Kunstwerke von der Antike bis in die Gegenwart führen so verschiedene Facetten wie den dionysischen Kult, die religiöse Verzückung, das orgastische Erleben, den brasilianischen Candomblé oder die drogeninduzierte Ekstase vor Augen. Zudem spiegeln sie die Faszination von Jugendkulturen für Entgrenzungen, das ekstatische Potenzial des Tanzes und die kollektiven Ekstasen bei Sportereignissen wider. Mit der Licht- und Soundinstallation »Dream House« von La Monte Young und Marian Zazeela entsteht auf der gesamten dritten Ausstellungsetage ein außergewöhnlicher Erlebnisraum.
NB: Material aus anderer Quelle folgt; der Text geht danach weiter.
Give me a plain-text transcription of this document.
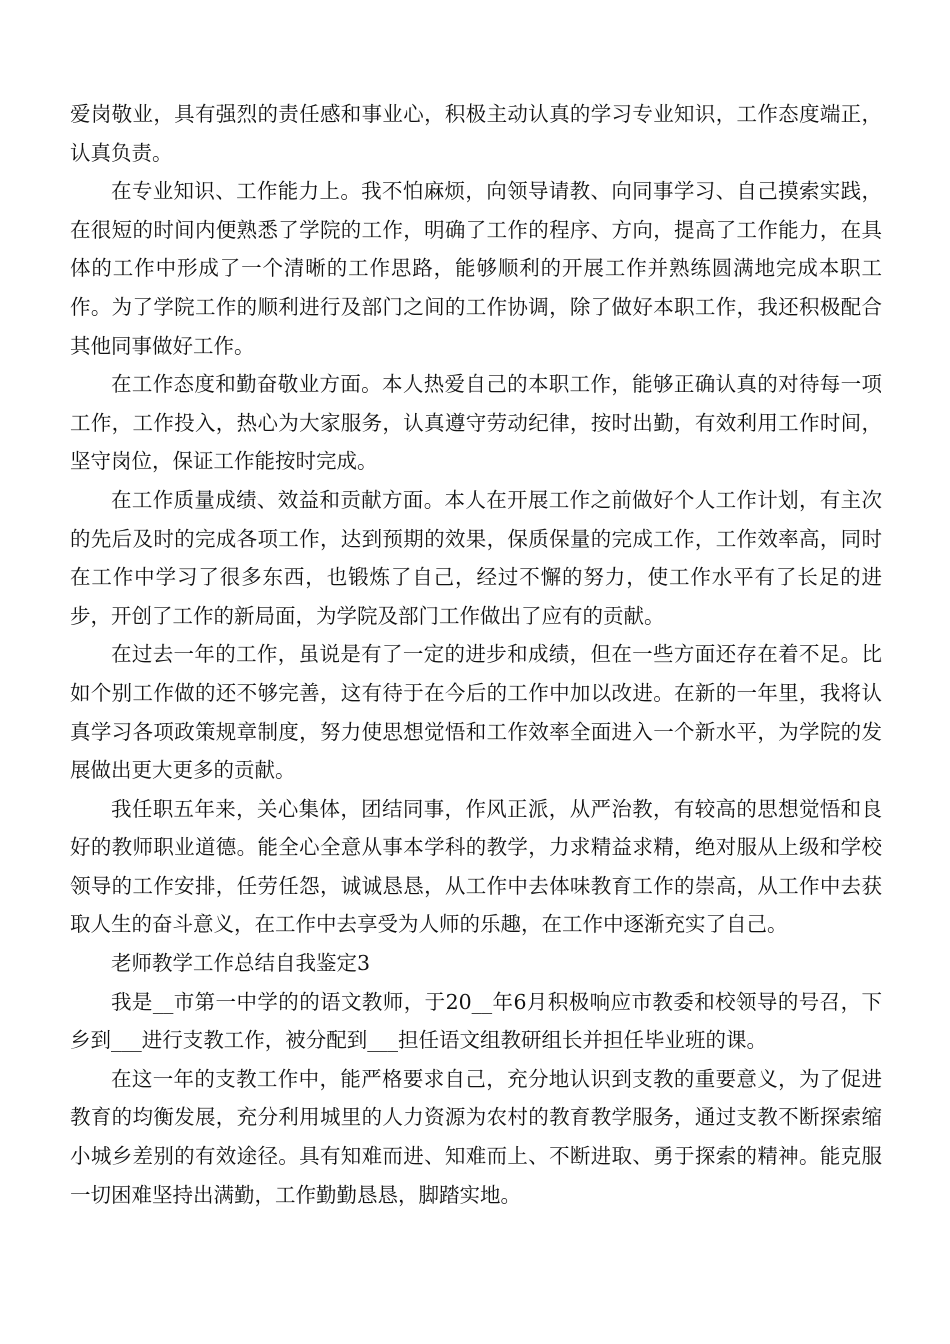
爱岗敬业，具有强烈的责任感和事业心，积极主动认真的学习专业知识，工作态度端正，认真负责。

在专业知识、工作能力上。我不怕麻烦，向领导请教、向同事学习、自己摸索实践，在很短的时间内便熟悉了学院的工作，明确了工作的程序、方向，提高了工作能力，在具体的工作中形成了一个清晰的工作思路，能够顺利的开展工作并熟练圆满地完成本职工作。为了学院工作的顺利进行及部门之间的工作协调，除了做好本职工作，我还积极配合其他同事做好工作。

在工作态度和勤奋敬业方面。本人热爱自己的本职工作，能够正确认真的对待每一项工作，工作投入，热心为大家服务，认真遵守劳动纪律，按时出勤，有效利用工作时间，坚守岗位，保证工作能按时完成。

在工作质量成绩、效益和贡献方面。本人在开展工作之前做好个人工作计划，有主次的先后及时的完成各项工作，达到预期的效果，保质保量的完成工作，工作效率高，同时在工作中学习了很多东西，也锻炼了自己，经过不懈的努力，使工作水平有了长足的进步，开创了工作的新局面，为学院及部门工作做出了应有的贡献。

在过去一年的工作，虽说是有了一定的进步和成绩，但在一些方面还存在着不足。比如个别工作做的还不够完善，这有待于在今后的工作中加以改进。在新的一年里，我将认真学习各项政策规章制度，努力使思想觉悟和工作效率全面进入一个新水平，为学院的发展做出更大更多的贡献。

我任职五年来，关心集体，团结同事，作风正派，从严治教，有较高的思想觉悟和良好的教师职业道德。能全心全意从事本学科的教学，力求精益求精，绝对服从上级和学校领导的工作安排，任劳任怨，诚诚恳恳，从工作中去体味教育工作的崇高，从工作中去获取人生的奋斗意义，在工作中去享受为人师的乐趣，在工作中逐渐充实了自己。

老师教学工作总结自我鉴定3

我是__市第一中学的的语文教师，于20__年6月积极响应市教委和校领导的号召，下乡到___进行支教工作，被分配到___担任语文组教研组长并担任毕业班的课。

在这一年的支教工作中，能严格要求自己，充分地认识到支教的重要意义，为了促进教育的均衡发展，充分利用城里的人力资源为农村的教育教学服务，通过支教不断探索缩小城乡差别的有效途径。具有知难而进、知难而上、不断进取、勇于探索的精神。能克服一切困难坚持出满勤，工作勤勤恳恳，脚踏实地。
Von jeher gehen Menschen bewusst über physische und mentale Grenzen hinaus, um in einen anderen Bereich der Wahrnehmung zu gelangen. Eben darin ist die Ekstase für Künstler_innen von ungebrochenem Interesse. 71 internationale Künstler_innen thematisieren in ihren Werken das Bedürfnis nach Entgrenzung, darunter Marina Abramovic, Jean Benner, Gian Lorenzo Bernini, Louise Bourgeois, Günter Brus, Lovis Corinth, Salvador Dalí, Rineke Dijkstra, Otto Dix, Marlene Dumas, Dan Graham, Andreas Gursky, Ayrson Heráclito, Carsten Höller, Paul Klee, Paul Pfeiffer, Pablo Picasso, Aura Rosenberg, Egon Schiele, Jeremy Shaw, Franz von Stuck, Wolfgang Tillmans, Andy Warhol, La Monte Young, Francisco de Zurbarán u.v.m.